着物というのは「着る物」であって、単純なようで幅が広い。とにかく、今は和装のものを着物と呼ぶ。

それをどう着るか、どう着こなすかは人それぞれであって、とやかくそれを言われる筋合いはないものだけれど、わたしは着物は他人のために着るものだと思っている。

例えば、趣味というのはとても利己的なもので、自分さえ楽しめればよろしく、社会や他者関係を意識するものではない。

着物を趣味で着るのであれば、どんな着物でも好き勝手に着ればいいわけで、どうだっていい。

しかし、着物を美的な位置付けで考えるなら、趣味で好き勝手というわけにいかなくなる。

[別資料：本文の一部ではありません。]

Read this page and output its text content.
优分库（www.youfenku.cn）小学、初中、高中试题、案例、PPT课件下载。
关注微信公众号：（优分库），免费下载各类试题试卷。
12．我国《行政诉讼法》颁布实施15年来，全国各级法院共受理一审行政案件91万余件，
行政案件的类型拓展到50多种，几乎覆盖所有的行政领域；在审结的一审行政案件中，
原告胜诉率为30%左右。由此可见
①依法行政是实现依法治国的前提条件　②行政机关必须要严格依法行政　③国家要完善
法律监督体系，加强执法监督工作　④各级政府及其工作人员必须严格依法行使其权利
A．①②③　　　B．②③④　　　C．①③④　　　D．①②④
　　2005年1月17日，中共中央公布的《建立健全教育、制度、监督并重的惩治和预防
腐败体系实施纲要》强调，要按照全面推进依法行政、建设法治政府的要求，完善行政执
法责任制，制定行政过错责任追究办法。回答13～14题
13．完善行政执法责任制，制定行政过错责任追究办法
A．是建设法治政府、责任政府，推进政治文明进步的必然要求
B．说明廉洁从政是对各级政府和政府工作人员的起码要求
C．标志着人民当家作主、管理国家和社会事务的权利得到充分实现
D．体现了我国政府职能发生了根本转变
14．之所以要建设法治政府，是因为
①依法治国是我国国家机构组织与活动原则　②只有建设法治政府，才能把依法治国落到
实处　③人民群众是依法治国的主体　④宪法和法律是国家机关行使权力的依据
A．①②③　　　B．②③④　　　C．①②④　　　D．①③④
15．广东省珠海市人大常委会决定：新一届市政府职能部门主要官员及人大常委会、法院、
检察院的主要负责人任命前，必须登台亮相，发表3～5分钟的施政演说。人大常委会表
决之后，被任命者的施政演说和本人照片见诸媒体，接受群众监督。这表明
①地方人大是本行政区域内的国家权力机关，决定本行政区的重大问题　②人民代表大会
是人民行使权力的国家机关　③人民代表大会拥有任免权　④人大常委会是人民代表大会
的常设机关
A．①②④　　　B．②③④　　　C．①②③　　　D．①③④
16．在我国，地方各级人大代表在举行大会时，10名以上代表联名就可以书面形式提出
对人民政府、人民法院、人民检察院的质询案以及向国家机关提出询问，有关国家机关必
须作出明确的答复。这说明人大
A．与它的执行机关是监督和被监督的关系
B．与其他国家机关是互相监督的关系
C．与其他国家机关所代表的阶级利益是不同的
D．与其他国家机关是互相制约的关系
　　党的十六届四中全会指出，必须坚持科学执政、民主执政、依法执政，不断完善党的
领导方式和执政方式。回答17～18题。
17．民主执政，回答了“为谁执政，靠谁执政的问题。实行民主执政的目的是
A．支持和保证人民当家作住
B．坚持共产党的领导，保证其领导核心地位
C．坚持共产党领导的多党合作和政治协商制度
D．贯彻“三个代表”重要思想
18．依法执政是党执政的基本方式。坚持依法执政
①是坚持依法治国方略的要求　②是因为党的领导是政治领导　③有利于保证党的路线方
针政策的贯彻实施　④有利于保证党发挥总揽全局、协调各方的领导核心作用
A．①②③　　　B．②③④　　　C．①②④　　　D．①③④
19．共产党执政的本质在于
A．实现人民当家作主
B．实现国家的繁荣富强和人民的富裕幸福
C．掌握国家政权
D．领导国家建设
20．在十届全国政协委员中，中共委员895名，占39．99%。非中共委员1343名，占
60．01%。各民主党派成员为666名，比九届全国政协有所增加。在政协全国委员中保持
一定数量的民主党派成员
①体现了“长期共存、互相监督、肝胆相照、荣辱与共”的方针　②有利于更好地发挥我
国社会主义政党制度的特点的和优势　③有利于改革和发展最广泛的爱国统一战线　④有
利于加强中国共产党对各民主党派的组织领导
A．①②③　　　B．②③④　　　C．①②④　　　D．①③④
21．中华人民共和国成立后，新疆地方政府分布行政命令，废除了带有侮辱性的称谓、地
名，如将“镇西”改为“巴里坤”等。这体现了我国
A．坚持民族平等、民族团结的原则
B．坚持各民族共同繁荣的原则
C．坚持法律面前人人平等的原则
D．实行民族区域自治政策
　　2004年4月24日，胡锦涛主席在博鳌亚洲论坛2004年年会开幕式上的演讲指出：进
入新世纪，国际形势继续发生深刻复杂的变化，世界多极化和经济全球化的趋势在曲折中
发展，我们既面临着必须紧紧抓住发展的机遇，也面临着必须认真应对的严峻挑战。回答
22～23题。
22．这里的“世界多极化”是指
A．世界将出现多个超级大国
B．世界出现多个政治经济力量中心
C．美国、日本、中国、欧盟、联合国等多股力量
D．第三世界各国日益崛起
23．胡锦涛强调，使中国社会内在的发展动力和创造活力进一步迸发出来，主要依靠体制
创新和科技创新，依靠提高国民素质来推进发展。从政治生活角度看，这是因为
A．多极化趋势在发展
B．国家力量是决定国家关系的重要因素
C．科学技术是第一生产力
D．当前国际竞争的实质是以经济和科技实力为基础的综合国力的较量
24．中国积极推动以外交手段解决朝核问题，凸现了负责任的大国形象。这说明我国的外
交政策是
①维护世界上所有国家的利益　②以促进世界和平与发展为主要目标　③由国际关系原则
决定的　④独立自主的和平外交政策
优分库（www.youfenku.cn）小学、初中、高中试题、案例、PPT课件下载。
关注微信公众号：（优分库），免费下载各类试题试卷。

なぜなら、美しいものとは対象になるのであって、つまりそれは見る人がいるということだから。

総じて趣味で着物を着ている人が美しくないのは、それは自分の楽しさだけに埋没しているからで、他者目線がないゆえだと思う。

京都の女将なんか客商売として着ているから、お客様目線を意識していて、だから美しい。そして、そこに観光客が集まる。

洗練とは他者目線に耐え得るプロセスであり、女優など日々、見られる立場の仕事をしていると綺麗になるのはそういうこと。

さて、着物にもピンからキリまで、そしてその柄も様々だけれど、ちゃんとした着物は他人の目線に耐え得るクオリティで作られているから美しい。

着物がそのようにできているのだから、着る人もそれをちゃんと意識して着るべきだと思う。

そういう社会性が出てくると、着物の美しさはいつしか人々の目を潤すものとなり、趣味よりもさらにグレードアップしたものになる。

それは自慢げに着るという意味ではなく、誰が見ても心地よさを感じる着方がいい。

美しさというのはその存在だけで見る人に与えるいいものがあるのだから、自分も楽しみ、同時に人も喜ばせるのがいい。